IJCAI Conference 2025 Conference Paper

Underground Diagnosis in 3D GPR Data by Learning in CuCoRes Model Space

  • Xiren Zhou
  • Shikang Liu
  • Xinyu Yan
  • Xiangyu Wang
  • Huanhuan Chen

Ground Penetrating Radar (GPR) provides detailed subterranean insights. Nevertheless, underground diagnosis via GPR is hindered by the fact that training data typically contain only normal samples, along with the complexity of GPR data’s wave-collection characteristics. This paper proposes subsurface anomaly detection within the Cubic Correlation Reservoir Network (CuCoRes) model space. CuCoRes incorporates three reservoirs with spatial correlation adjustment in each direction to adequately and accurately capture multi-directional dynamics (i. e. , changing information) within GPR data. Fitting GPR data with CuCoRes and representing data with fitted models, the original GPR data is mapped into a category-discriminative CuCoRes model space, where anomalies could be efficiently identified and categorized based on model dissimilarities. Our approach leverages only limited normal GPR data, easily accessible, to support subsequent anomaly detection and categorization, enhancing its applicability in practical scenarios. Experiments on real-world data demonstrate its effectiveness, outperforming state-of-the-art.

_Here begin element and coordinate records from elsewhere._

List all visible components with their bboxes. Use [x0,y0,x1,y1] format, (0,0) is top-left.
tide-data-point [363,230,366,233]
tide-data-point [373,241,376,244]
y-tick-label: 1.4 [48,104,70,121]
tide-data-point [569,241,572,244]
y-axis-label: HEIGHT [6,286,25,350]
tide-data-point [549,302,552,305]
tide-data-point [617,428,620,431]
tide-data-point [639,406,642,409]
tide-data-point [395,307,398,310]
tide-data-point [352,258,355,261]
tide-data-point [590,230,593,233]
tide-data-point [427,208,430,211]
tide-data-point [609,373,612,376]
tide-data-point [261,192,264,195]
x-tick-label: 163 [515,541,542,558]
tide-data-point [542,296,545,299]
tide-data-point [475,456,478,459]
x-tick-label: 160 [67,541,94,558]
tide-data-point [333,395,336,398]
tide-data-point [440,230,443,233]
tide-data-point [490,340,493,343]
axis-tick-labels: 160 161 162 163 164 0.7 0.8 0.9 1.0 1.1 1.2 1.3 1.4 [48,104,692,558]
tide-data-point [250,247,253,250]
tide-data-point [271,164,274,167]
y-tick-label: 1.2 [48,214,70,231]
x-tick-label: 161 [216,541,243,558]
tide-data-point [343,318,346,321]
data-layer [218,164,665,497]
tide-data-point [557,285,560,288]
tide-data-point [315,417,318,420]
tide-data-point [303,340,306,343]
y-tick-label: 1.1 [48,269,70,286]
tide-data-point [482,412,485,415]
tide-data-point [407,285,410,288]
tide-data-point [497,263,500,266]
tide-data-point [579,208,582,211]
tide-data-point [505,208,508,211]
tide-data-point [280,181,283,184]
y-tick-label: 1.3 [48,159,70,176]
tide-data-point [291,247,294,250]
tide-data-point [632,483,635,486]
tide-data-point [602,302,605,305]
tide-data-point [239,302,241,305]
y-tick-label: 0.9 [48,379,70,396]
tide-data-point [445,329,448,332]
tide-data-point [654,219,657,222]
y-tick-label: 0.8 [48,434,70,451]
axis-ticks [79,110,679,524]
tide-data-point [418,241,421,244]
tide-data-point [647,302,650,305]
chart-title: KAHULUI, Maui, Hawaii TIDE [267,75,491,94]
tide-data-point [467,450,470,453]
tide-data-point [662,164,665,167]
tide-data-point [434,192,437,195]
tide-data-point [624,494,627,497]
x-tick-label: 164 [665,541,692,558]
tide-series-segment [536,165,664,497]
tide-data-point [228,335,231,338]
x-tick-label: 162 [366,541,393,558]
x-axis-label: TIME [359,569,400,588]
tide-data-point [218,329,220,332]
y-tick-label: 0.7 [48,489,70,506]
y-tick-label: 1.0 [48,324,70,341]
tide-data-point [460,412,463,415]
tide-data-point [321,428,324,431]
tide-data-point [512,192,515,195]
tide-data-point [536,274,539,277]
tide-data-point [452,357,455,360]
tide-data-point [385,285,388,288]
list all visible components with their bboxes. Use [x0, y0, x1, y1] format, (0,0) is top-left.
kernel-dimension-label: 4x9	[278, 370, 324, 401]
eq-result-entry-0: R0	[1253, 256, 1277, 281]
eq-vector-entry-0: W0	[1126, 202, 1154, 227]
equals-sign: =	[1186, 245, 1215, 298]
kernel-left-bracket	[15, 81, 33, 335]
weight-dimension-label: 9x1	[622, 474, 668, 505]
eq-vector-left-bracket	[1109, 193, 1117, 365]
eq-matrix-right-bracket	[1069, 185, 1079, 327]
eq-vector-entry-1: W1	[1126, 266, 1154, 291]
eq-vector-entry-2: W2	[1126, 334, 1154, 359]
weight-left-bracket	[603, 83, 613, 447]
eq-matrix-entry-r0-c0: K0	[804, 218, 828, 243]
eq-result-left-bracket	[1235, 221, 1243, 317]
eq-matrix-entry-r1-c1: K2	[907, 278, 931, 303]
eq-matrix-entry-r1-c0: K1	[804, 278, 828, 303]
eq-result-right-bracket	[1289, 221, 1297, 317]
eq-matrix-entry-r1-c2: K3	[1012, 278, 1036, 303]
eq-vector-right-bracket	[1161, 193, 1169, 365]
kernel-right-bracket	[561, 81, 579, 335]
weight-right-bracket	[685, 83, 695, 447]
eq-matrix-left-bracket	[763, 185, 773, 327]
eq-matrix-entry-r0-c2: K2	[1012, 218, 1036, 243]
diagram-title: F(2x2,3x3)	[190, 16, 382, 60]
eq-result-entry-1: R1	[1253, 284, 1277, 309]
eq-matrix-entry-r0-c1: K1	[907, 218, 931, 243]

IJCAI Conference 2024 Conference Paper

Disentangling Domain and General Representations for Time Series Classification

  • Youmin Chen
  • Xinyu Yan
  • Yang Yang
  • Jianfeng Zhang
  • Jing Zhang
  • Lujia Pan
  • Juren Li

Modeling time series data has become a very at tractive research topic due to its wide application, such as human activity recognition, financial forecasting and sensor-based automatic system monitoring. Recently deep learning models have shown great advances in modeling the time series data but they heavily depend on a large amount of labeled data. To avoid costly labeling, this paper explores domain adaptation from a labeled source domain to the unlabeled target domain on time series data. To achieve the goal, we propose a disentangled representation learning framework named CADT to disentangle the domain-invariant features from the domain-specific ones. Particularly, CADT is injected with a novel class-wise hypersphere loss to improve the generalization of the classifier from the source domain to the target domain. Intuitively, it restricts the source data of the same class within the same hypersphere and minimizes the radius of it, which in turn enlarges the margin between different classes and makes the decision boundary of both domains easier. We further devise several kinds of domain-preserving data augmentation methods to better capture the domain-specific patterns. Extensive experiments on two public datasets and two real-world applications demonstrate the effectiveness of the proposed model against several state-of-the-art baselines.

IJCAI Conference 2017 Conference Paper

Semi-Supervised Deep Hashing with a Bipartite Graph

  • Xinyu Yan
  • Lijun Zhang
  • Wu-Jun Li

Recently, deep learning has been successfully applied to the problem of hashing, yielding remarkable performance compared to traditional methods with hand-crafted features. However, most of existing deep hashing methods are designed for the supervised scenario and require a large number of labeled data. In this paper, we propose a novel semi-supervised hashing method for image retrieval, named Deep Hashing with a Bipartite Graph (DHBG), to simultaneously learn embeddings, features and hash codes. More specifically, we construct a bipartite graph to discover the underlying structure of data, based on which an embedding is generated for each instance. Then, we feed raw pixels as well as embeddings to a deep neural network, and concatenate the resulting features to determine the hash code. Compared to existing methods, DHBG is a universal framework that is able to utilize various types of graphs and losses. Furthermore, we propose an inductive variant of DHBG to support out-of-sample extensions. Experimental results on real datasets show that our DHBG outperforms state-of-the-art hashing methods.